Venus, who beat Serena in 2008, was upset in the quarterfinals this week, preventing a fifth all-sister final.
"I'm just glad that I was able to win, especially (after) Venus lost," Serena said. "I really wanted a Williams sister to go ahead and win it.
"Eleven years consistent is really cool."
That's something the sisters won't be able to ignore back home in Florida.
"Now everywhere we look there's another Wimbledon trophy," Williams said.
Then she rolled her eyes and added with a smile, "Not another one of those again."
After converting an overhead smash to finish the match, Williams tossed her racket away, bent backward, looked to the sky, shook her fists and screamed. She looked over at her family and friends in the guest box and flashed her fingers to indicate No. 13.

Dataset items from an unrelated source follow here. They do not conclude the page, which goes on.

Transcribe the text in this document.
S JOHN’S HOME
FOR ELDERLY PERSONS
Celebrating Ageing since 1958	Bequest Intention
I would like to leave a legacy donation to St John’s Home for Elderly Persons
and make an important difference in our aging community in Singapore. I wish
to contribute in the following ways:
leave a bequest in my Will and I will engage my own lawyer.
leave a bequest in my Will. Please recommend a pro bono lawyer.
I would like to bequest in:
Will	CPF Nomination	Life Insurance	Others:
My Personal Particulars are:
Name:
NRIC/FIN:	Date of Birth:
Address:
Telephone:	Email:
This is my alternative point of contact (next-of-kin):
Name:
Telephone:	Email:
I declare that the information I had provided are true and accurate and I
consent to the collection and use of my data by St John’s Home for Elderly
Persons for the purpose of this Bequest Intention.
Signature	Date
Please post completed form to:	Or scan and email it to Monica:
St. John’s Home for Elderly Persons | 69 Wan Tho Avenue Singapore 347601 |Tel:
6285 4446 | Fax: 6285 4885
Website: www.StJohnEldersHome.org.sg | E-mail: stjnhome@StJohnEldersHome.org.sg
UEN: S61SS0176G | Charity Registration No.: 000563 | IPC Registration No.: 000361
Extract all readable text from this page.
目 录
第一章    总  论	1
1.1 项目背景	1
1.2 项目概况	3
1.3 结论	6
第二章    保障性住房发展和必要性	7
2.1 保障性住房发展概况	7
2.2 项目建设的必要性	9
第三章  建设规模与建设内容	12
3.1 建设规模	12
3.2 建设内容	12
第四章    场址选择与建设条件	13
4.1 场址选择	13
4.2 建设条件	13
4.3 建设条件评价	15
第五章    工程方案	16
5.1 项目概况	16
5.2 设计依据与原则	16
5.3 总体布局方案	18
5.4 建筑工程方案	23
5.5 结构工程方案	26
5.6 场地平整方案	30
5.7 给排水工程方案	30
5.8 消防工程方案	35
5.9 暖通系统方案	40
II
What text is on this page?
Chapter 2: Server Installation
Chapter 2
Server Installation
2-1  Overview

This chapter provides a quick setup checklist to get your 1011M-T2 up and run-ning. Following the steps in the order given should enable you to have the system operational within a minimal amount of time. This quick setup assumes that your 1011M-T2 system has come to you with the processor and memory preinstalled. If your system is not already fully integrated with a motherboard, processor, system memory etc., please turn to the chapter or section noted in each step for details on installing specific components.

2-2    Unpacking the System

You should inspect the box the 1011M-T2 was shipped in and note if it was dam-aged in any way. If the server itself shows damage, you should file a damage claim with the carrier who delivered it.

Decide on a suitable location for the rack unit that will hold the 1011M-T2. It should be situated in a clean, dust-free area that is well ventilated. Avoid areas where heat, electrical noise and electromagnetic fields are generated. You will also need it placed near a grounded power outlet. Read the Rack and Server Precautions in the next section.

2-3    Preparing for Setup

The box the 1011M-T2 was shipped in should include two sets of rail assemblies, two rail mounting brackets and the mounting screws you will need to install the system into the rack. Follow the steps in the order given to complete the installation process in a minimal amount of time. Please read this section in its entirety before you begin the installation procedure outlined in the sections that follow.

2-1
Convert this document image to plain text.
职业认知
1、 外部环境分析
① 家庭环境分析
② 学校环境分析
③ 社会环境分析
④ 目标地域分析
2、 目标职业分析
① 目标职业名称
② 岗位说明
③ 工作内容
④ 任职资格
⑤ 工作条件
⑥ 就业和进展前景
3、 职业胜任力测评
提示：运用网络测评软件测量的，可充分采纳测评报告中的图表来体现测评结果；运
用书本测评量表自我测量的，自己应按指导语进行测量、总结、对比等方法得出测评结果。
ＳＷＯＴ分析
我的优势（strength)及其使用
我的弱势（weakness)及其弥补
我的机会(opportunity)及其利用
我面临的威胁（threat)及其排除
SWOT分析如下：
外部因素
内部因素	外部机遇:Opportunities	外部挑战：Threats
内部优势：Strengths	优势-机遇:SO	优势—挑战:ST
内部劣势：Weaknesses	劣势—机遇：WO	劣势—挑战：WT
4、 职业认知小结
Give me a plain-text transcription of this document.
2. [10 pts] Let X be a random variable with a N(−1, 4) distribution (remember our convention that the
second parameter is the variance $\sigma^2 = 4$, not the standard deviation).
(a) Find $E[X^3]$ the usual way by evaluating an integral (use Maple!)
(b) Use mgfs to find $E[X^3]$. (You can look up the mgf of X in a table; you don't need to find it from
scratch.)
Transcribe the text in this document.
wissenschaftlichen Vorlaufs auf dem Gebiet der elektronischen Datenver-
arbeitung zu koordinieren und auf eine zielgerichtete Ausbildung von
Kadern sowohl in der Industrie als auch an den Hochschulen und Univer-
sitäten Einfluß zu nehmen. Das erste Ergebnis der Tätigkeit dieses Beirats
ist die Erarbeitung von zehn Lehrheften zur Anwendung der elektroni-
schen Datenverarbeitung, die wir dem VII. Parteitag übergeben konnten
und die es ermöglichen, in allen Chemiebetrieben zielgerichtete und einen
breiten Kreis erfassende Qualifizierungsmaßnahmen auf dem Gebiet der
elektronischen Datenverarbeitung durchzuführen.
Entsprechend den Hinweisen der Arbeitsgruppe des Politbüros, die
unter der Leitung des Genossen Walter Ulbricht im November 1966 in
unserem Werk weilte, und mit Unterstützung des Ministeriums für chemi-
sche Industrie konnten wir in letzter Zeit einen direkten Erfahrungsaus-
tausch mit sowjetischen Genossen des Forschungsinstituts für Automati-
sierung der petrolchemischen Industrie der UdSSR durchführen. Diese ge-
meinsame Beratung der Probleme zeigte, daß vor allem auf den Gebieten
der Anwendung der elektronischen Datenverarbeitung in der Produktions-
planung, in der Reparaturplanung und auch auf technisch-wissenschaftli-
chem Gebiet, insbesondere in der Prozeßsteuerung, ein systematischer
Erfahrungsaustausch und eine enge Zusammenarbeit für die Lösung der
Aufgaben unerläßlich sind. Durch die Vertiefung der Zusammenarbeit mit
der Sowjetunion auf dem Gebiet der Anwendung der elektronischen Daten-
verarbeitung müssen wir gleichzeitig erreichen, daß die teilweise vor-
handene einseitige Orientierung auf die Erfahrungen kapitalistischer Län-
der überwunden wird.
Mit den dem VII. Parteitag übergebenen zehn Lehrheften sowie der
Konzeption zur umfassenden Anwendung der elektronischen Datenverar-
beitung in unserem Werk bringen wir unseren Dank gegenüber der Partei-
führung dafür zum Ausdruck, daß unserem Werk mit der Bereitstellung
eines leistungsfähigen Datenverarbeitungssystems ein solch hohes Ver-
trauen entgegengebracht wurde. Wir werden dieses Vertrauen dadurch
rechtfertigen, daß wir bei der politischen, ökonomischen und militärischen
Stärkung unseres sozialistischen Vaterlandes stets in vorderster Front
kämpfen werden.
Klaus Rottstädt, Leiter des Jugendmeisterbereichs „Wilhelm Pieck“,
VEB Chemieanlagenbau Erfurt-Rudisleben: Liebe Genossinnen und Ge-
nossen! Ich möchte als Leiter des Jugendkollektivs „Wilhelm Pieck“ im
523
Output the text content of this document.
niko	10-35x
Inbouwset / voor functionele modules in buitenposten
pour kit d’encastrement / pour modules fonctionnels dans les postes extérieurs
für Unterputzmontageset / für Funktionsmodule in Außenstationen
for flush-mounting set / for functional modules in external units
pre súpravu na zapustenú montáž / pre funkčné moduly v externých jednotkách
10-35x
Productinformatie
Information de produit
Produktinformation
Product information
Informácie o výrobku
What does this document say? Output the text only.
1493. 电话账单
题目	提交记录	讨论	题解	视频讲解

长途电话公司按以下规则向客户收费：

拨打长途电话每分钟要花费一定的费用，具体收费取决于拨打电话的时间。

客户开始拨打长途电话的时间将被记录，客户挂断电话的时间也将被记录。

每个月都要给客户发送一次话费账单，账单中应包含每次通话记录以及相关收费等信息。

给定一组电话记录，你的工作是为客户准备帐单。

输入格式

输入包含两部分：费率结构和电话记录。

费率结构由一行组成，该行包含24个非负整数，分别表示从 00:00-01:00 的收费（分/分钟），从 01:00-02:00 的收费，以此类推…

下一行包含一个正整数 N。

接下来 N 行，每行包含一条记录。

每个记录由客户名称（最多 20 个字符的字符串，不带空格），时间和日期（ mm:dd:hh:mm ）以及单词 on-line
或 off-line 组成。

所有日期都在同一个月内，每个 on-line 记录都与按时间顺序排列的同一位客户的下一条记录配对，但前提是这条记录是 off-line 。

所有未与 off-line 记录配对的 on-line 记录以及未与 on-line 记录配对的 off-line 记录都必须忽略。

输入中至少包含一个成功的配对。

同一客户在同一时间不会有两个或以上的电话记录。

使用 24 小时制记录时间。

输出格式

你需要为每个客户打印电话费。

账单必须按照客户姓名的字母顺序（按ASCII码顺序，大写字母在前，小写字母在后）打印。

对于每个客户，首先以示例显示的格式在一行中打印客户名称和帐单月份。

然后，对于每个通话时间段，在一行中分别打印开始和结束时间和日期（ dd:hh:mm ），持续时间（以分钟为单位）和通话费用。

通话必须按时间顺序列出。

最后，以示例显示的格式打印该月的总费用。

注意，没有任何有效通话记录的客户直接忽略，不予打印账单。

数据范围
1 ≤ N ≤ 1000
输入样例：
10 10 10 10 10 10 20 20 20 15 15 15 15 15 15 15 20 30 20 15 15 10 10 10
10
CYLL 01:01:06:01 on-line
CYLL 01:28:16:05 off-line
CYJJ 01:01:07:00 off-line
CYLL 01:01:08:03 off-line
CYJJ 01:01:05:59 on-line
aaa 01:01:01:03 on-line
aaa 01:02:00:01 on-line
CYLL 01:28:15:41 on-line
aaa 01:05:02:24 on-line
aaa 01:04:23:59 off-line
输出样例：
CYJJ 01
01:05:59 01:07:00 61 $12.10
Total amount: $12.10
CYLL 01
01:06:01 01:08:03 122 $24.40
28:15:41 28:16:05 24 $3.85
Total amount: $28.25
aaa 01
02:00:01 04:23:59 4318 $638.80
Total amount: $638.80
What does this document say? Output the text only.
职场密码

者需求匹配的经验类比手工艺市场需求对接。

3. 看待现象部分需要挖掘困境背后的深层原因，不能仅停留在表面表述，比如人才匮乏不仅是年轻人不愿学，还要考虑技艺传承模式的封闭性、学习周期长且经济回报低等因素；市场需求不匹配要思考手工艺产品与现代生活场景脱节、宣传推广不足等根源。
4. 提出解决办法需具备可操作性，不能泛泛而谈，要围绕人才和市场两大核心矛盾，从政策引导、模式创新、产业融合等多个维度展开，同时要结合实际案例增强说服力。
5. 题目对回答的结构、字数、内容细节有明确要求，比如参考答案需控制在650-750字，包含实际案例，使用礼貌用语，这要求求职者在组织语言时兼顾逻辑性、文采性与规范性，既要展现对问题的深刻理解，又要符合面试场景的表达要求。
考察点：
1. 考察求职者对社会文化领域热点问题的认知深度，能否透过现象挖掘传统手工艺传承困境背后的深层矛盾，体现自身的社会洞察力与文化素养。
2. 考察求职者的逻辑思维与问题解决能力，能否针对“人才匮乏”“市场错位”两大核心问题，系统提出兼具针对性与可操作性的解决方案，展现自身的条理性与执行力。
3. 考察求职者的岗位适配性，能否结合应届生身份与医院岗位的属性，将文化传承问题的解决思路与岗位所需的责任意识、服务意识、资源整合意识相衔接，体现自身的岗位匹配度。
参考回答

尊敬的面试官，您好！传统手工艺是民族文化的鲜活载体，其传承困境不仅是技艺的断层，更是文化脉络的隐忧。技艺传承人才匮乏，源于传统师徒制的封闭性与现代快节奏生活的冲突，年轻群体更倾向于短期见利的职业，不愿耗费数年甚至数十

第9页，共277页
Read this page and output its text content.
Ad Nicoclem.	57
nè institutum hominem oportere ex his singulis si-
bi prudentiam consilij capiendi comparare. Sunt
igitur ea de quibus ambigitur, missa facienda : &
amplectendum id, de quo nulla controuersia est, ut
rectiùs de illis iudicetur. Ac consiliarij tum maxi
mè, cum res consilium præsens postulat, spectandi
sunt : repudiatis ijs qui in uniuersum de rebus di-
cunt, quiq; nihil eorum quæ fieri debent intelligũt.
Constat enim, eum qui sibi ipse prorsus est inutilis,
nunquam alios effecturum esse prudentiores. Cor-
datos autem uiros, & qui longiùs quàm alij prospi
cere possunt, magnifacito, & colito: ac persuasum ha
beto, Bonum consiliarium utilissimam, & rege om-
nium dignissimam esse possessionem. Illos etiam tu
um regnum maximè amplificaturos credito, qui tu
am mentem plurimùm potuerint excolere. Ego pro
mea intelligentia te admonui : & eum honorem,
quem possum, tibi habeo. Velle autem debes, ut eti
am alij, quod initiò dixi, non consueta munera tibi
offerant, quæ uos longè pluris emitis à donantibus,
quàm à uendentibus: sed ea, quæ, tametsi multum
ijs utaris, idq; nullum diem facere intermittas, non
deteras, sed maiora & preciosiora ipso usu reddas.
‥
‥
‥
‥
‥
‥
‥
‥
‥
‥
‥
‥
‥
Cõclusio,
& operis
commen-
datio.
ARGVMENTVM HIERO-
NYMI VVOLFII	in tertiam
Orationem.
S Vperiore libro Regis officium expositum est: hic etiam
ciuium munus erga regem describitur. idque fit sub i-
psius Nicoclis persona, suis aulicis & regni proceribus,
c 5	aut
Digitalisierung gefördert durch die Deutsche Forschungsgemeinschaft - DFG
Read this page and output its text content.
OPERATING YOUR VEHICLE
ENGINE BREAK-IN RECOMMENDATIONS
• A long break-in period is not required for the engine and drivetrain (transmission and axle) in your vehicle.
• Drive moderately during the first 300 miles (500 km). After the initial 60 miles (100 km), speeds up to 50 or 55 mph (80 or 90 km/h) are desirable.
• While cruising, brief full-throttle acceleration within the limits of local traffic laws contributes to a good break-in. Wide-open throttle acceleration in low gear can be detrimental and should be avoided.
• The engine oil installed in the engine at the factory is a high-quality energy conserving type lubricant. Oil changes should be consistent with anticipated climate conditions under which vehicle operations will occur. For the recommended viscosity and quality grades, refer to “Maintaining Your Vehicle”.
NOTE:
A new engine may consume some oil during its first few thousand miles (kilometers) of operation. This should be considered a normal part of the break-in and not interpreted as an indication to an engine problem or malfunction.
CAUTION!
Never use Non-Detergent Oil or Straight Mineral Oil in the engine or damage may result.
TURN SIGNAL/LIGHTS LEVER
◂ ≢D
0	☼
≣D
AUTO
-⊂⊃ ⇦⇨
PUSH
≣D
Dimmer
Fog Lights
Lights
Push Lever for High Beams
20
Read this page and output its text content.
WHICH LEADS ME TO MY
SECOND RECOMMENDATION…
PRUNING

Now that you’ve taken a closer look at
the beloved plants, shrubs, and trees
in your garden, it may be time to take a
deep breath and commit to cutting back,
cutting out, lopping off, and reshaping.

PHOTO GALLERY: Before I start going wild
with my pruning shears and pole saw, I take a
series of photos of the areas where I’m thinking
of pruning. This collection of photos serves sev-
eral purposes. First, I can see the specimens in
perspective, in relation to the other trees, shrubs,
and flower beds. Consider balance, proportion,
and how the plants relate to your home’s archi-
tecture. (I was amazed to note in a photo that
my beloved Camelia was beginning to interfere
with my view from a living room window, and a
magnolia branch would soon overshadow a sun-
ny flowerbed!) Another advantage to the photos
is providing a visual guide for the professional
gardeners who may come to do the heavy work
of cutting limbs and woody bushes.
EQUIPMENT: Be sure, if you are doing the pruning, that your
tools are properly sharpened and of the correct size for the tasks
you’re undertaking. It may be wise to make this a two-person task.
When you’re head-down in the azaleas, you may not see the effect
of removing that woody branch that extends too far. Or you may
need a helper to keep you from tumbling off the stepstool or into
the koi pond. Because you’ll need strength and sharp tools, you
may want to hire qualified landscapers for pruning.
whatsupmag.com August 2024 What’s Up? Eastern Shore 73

"I thought, 'I hope I get the number right,'" she said. "You know me, I tend to forget."
Williams served nine aces, broke three times and never faced a break point in nine service games. She finished the tournament without dropping a set.
"I think I'm a little bit disappointed at the moment," Zvonareva said. "Maybe I was not able to show my best today, but I think Serena just didn't allow me to show my best."
Williams won 31 of 33 points when her first serve was good. She hit her fastest serve - 122 mph - for an ace in the final game.
Williams, who has won five of the past eight major tournaments, moved ahead of Billie Jean King into sole possession of sixth place on the all-time list of women's Grand Slam champions with 13, the most of any active women's player. Williams also has five Australian Open titles, three U.S. Open wins and one at the French Open.
After accepting the Venus Rosewater Dish from the Duke of Kent with a curtsy, Williams turned to King, who was sitting in the Royal Box.
"Hey, Billie - I got you," she said. "This is No. 13 for me now. It's just amazing to able to be among such great people."
King grinned and applauded.
"That's actually my lucky number," Williams said of 13.
Margaret Smith Court leads the Grand Slam list with 24 titles, followed by Steffi Graf with 22.
Williams said she wasn't thinking about catching the greats ahead of her or establishing her place in history.
"I'm happy to win 13," she said. "You never know what tomorrow brings. I'm happy to have gotten this far.
"Who would have thought? It just takes a dream and a little work effort. ... I'm just trying to be Serena, that's all that I can be."
But King has no doubt how far Williams can go.
"She can be the greatest ever if she keeps going," King said.